Nerd Fitness worked for a long time because of my tenacity, yes, but then it worked in spite of it. It took a while to realize we needed to go back to basics: just a few things and do them right.

I would also recommend that you step up and be brutally honest with yourself, the company you’ve built, and the people that you are working with. We didn’t only have employees we had to think about, we had contractors we were paying a lot of money to do things like SEO, split testing, and Facebook ads.

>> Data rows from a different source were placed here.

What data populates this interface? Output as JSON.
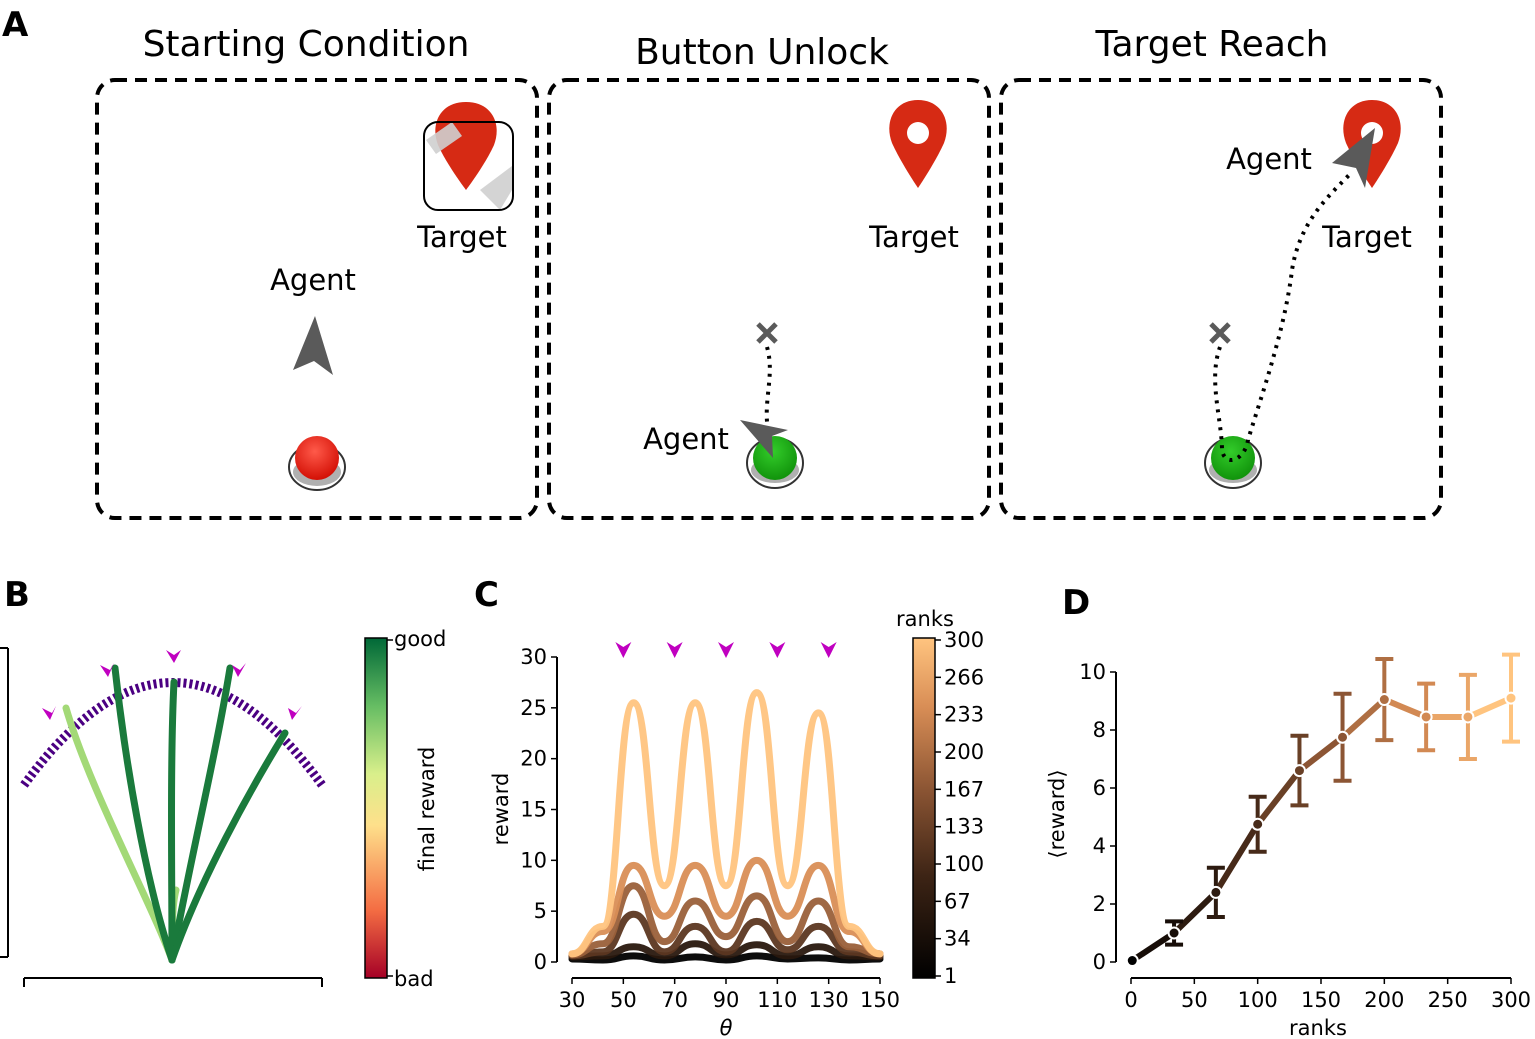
{
  "panel_labels": {
    "a": "A",
    "b": "B",
    "c": "C",
    "d": "D"
  },
  "panel_a": {
    "titles": [
      "Starting Condition",
      "Button Unlock",
      "Target Reach"
    ],
    "agent_label": "Agent",
    "target_label": "Target",
    "colors": {
      "target": "#d62a14",
      "button_red": "#e8140a",
      "button_green": "#15a80f",
      "agent": "#5a5a5a"
    },
    "icons": [
      "arrowhead-agent-icon",
      "map-pin-icon",
      "locked-box-icon",
      "push-button-icon",
      "cross-mark-icon"
    ]
  },
  "panel_b": {
    "colorbar_top": "good",
    "colorbar_bottom": "bad",
    "colorbar_label": "final reward",
    "colormap": [
      "#a50026",
      "#f46d43",
      "#fee08b",
      "#d9ef8b",
      "#66bd63",
      "#006837"
    ],
    "arc_color": "#4b0082",
    "marker_color": "#c000c0"
  },
  "chart_data": [
    {
      "type": "line",
      "panel": "C",
      "xlabel": "θ",
      "ylabel": "reward",
      "xlim": [
        30,
        150
      ],
      "ylim": [
        0,
        30
      ],
      "x_ticks": [
        30,
        50,
        70,
        90,
        110,
        130,
        150
      ],
      "y_ticks": [
        0,
        5,
        10,
        15,
        20,
        25,
        30
      ],
      "target_markers_x": [
        50,
        70,
        90,
        110,
        130
      ],
      "colorbar_title": "ranks",
      "colorbar_ticks": [
        1,
        34,
        67,
        100,
        133,
        167,
        200,
        233,
        266,
        300
      ],
      "series": [
        {
          "values": [
            0.3,
            0.2,
            0.6,
            0.2,
            0.5,
            0.2,
            0.6,
            0.3,
            0.4,
            0.2,
            0.3
          ]
        },
        {
          "values": [
            0.5,
            0.6,
            1.5,
            0.6,
            1.8,
            0.7,
            1.7,
            0.6,
            1.5,
            0.6,
            0.5
          ]
        },
        {
          "values": [
            0.6,
            1.0,
            4.7,
            1.0,
            3.5,
            1.0,
            4.0,
            1.2,
            3.5,
            1.0,
            0.6
          ]
        },
        {
          "values": [
            0.7,
            1.8,
            7.5,
            2.0,
            6.0,
            2.5,
            6.5,
            2.0,
            6.0,
            1.5,
            0.8
          ]
        },
        {
          "values": [
            0.8,
            3.0,
            9.5,
            4.5,
            9.5,
            4.5,
            10.0,
            4.5,
            9.5,
            3.0,
            0.8
          ]
        },
        {
          "values": [
            0.8,
            3.5,
            25.5,
            7.5,
            25.5,
            7.5,
            26.5,
            7.5,
            24.5,
            3.5,
            0.8
          ],
          "peaks": true
        }
      ]
    },
    {
      "type": "line",
      "panel": "D",
      "xlabel": "ranks",
      "ylabel": "⟨reward⟩",
      "xlim": [
        0,
        300
      ],
      "ylim": [
        0,
        10
      ],
      "x_ticks": [
        0,
        50,
        100,
        150,
        200,
        250,
        300
      ],
      "y_ticks": [
        0,
        2,
        4,
        6,
        8,
        10
      ],
      "x": [
        1,
        34,
        67,
        100,
        133,
        167,
        200,
        233,
        266,
        300
      ],
      "y": [
        0.05,
        1.0,
        2.4,
        4.75,
        6.6,
        7.75,
        9.05,
        8.45,
        8.45,
        9.1
      ],
      "err": [
        0.0,
        0.4,
        0.85,
        0.95,
        1.2,
        1.5,
        1.4,
        1.15,
        1.45,
        1.5
      ]
    }
  ]
}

I thought I was supposed to do Facebook ads, and just throw money at a company to manage them for me. What a terrible idea. It wasn’t until we dug into the numbers that we found that nearly all of the contractors and companies we worked with weren’t pulling their weight. In short, it cost us more money to work with them than if we hadn’t. We parted ways with a lot of contractors. Immediately my life got simpler and we had more money in the bank. I wish I had done that sooner.

The reality is that we had outsourced these critical pieces of our company to people that weren’t up at night worrying about the business. That’s our job and that means we need to know these parts of our company inside and out rather than passing them off. So we learned each system and can operate them like technicians — which means we can pass things off amongst our team internally, save money, and get better results.

Why don’t other people talk about the nuts and bolts like this? Is it because “put your stuff in QuickBooks” isn’t a good blog headline, so we don’t write about it?

It’s not fun, but oh man is it important. People will say, “I don’t know how that stuff works.” Or, “I want to find somebody to run this for me so I can be the ideas man.” Man, you built a business, which means you can learn how to do this too. And you NEED to.

Start simple. We started our cash flow with money in and money out each month. Simple. Then we split out the “money in” by product, and the “money out” by recurring costs like salaries, contractors, expenses. If we had started with a more complex system, I bet I would have overwhelmed myself and not been able to do it. After avoiding it for a long time, I finally realized, “You gotta put your big boy pants on and deal with it.”

I’m sure many people go too far the other way and come out of the gate tracking and split testing everything before asking the fundamental question, “Am I helping people?” They do steps B through Z. They miss A. I did the opposite. I was focused on A and never went further. I had to learn my ABCs.